ICAPP 2019 - International Congress on Advances in Nuclear Power Plants
Abstract
A whole-core depletion analysis of OPR-1000 using MCS coupled with FRAPCON is presented in this paper. In the past, full core fuel depletion and material activation studies have only been performed with deterministic codes because of their fast calculation speed. Recently, it is practically feasible to perform fuel depletion analysis using Monte Carlo codes due to the improvement in computing power. Many Monte Carlo (MC) coupled computer codes have been widely used to perform nuclear reactor design and fuel cycle analyses. These can provide the most accurate neutron analysis for realistic complicated three-dimensional (3D) geometries. The 3D continuous-energy MC neutron/photon transport code, MCS, has been developed by the Computational Reactor physics and Experiment laboratory (CORE) of Ulsan National Institute of Science and Technology (UNIST) with the purpose of large-scale reactor analysis and design with accelerated Monte Carlo simulation.
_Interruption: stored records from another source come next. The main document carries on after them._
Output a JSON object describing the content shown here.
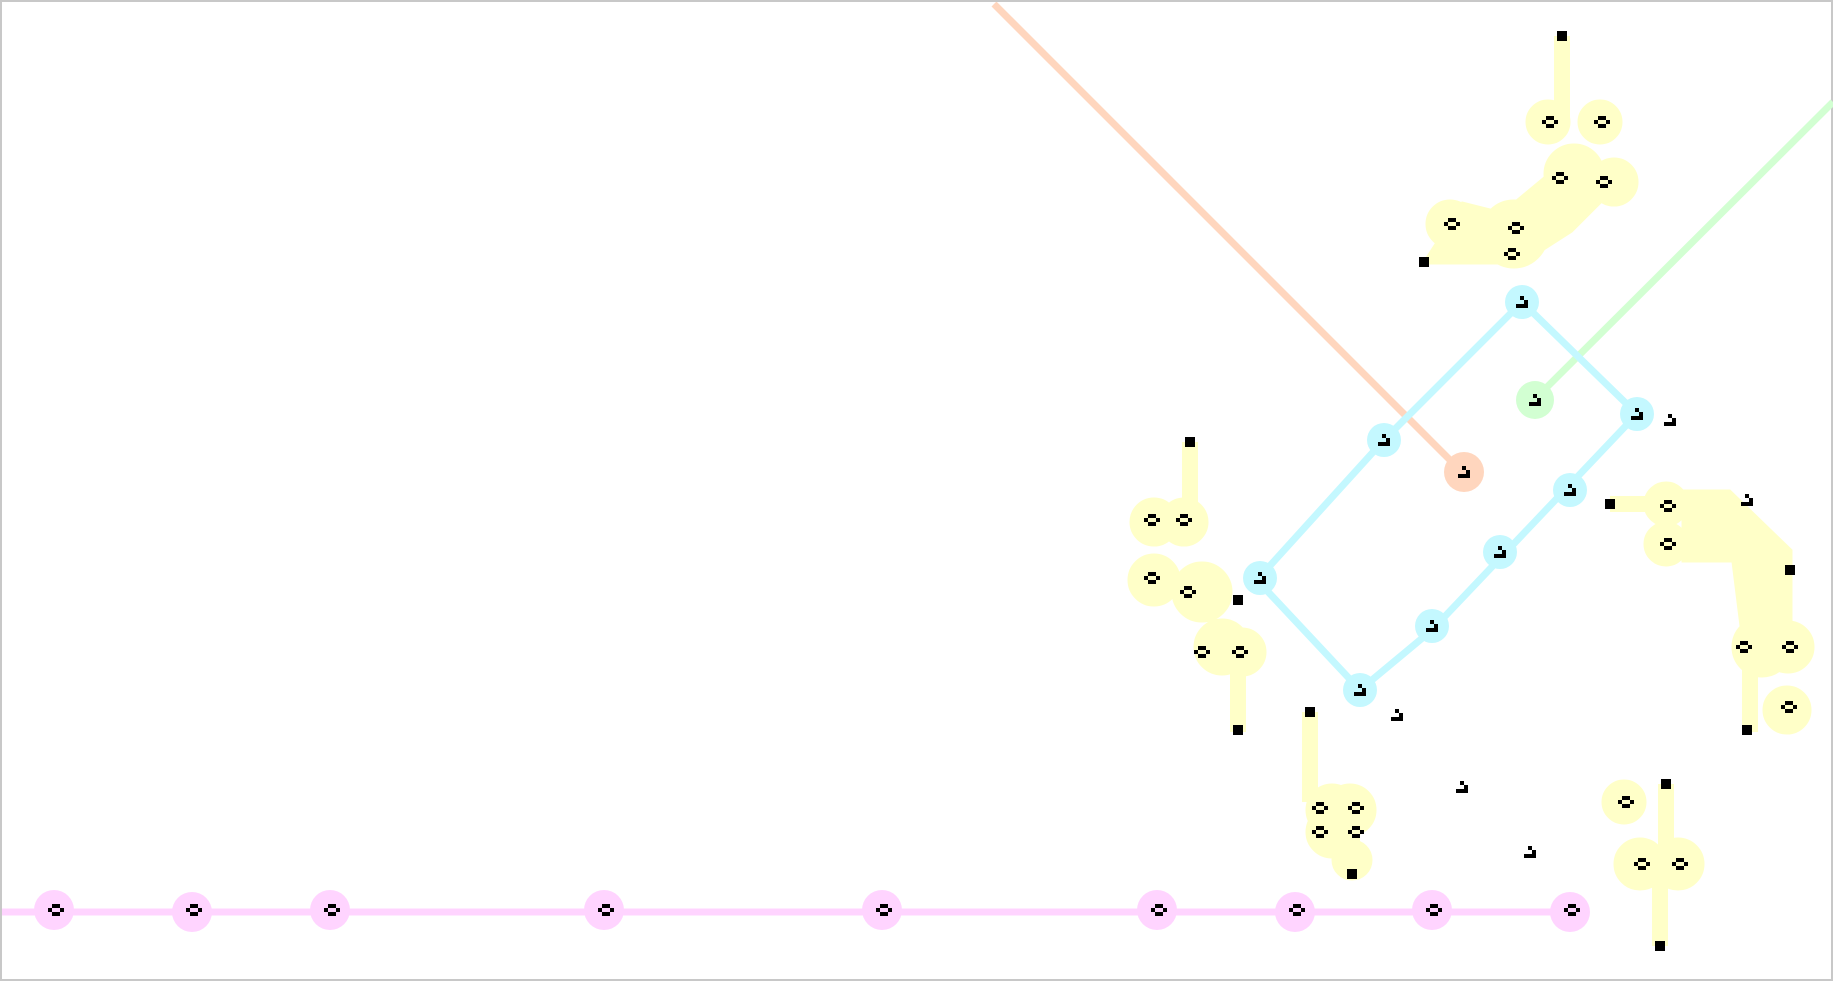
{
  "canvas": {
    "background": "#ffffff",
    "border_color": "#c8c8c8"
  },
  "palette": {
    "ink": "#000000",
    "glider_track_pink": "#ffd4ff",
    "glider_track_cyan": "#c4f8ff",
    "glider_track_peach": "#ffd6be",
    "glider_track_green": "#d2ffd2",
    "gun_halo_yellow": "#ffffc8"
  },
  "pattern": {
    "kind": "cellular-automaton-glider-circuit",
    "track_count": 4,
    "glider_gun_count": 7,
    "loose_glider_count": 5
  }
}
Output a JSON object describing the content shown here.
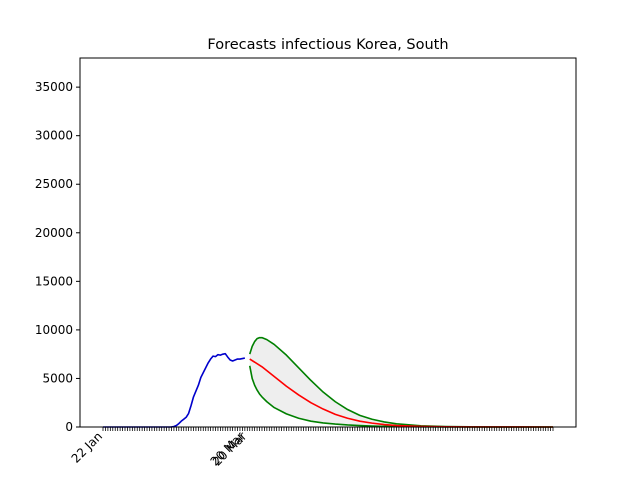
{
  "chart_data": {
    "type": "line",
    "title": "Forecasts infectious Korea, South",
    "xlabel": "",
    "ylabel": "",
    "ylim": [
      0,
      38000
    ],
    "yticks": [
      0,
      5000,
      10000,
      15000,
      20000,
      25000,
      30000,
      35000
    ],
    "x_tick_labels": [
      {
        "day": 0,
        "label": "22 Jan"
      },
      {
        "day": 58,
        "label": "20 Mar"
      },
      {
        "day": 59,
        "label": "20 Mar"
      }
    ],
    "x_range_days": [
      0,
      184
    ],
    "colors": {
      "observed": "#0000cc",
      "forecast": "#ff0000",
      "band": "#008000",
      "fill": "#eeeeee"
    },
    "series": [
      {
        "role": "observed",
        "x": [
          0,
          5,
          10,
          15,
          20,
          25,
          28,
          29,
          30,
          31,
          32,
          33,
          34,
          35,
          36,
          37,
          38,
          39,
          40,
          41,
          42,
          43,
          44,
          45,
          46,
          47,
          48,
          49,
          50,
          51,
          52,
          53,
          54,
          55,
          56,
          57,
          58
        ],
        "y": [
          0,
          0,
          0,
          0,
          0,
          0,
          10,
          50,
          150,
          350,
          600,
          800,
          1000,
          1400,
          2200,
          3100,
          3700,
          4300,
          5100,
          5600,
          6100,
          6600,
          7000,
          7300,
          7250,
          7450,
          7400,
          7500,
          7550,
          7200,
          6900,
          6800,
          6900,
          7000,
          7000,
          7050,
          7100
        ]
      },
      {
        "role": "forecast",
        "x": [
          60,
          65,
          70,
          75,
          80,
          85,
          90,
          95,
          100,
          105,
          110,
          115,
          120,
          130,
          140,
          150,
          160,
          170,
          184
        ],
        "y": [
          7000,
          6200,
          5200,
          4200,
          3300,
          2500,
          1850,
          1300,
          900,
          600,
          400,
          250,
          150,
          60,
          20,
          10,
          5,
          2,
          0
        ]
      },
      {
        "role": "upper-band",
        "x": [
          60,
          61,
          62,
          63,
          64,
          65,
          67,
          70,
          75,
          80,
          85,
          90,
          95,
          100,
          105,
          110,
          115,
          120,
          130,
          140,
          150,
          160,
          170,
          184
        ],
        "y": [
          7500,
          8300,
          8800,
          9100,
          9200,
          9200,
          9000,
          8500,
          7400,
          6100,
          4800,
          3600,
          2600,
          1800,
          1200,
          800,
          520,
          330,
          130,
          50,
          20,
          8,
          3,
          0
        ]
      },
      {
        "role": "lower-band",
        "x": [
          60,
          61,
          62,
          63,
          64,
          65,
          67,
          70,
          75,
          80,
          85,
          90,
          95,
          100,
          105,
          110,
          115,
          120,
          130,
          140,
          150,
          160,
          170,
          184
        ],
        "y": [
          6300,
          5000,
          4300,
          3800,
          3400,
          3100,
          2600,
          2000,
          1350,
          900,
          600,
          420,
          300,
          210,
          150,
          100,
          70,
          45,
          20,
          8,
          3,
          1,
          0,
          0
        ]
      }
    ]
  }
}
Furthermore, CTF and FRAPCON have been fully coupled with MCS to construct the MCS-based multi-physic coupling code system. The MCS code can treat 3D whole-core geometry with universe and lattice, neutron physics with probability-table, free-gas treatment, S(α,β) thermal scattering, and Doppler Broadening Rejection Correction. FRAPCON is a code for steady-state thermal-mechanical behavior of oxide fuel rods for high burnup in LWRs. FRAPCON has capabilities for cladding elastic and plastic deformation, fuel-cladding mechanical interaction, fission gas release, as well as cladding oxidation. This paper focuses on OPR-1000 whole-core depletion by MCS coupled with FRAPCON. The calculation results of cycle 1 depletion including neutronics and thermal-hydraulics are compared with those from the MCS code using the built-in TH1D feedback capability.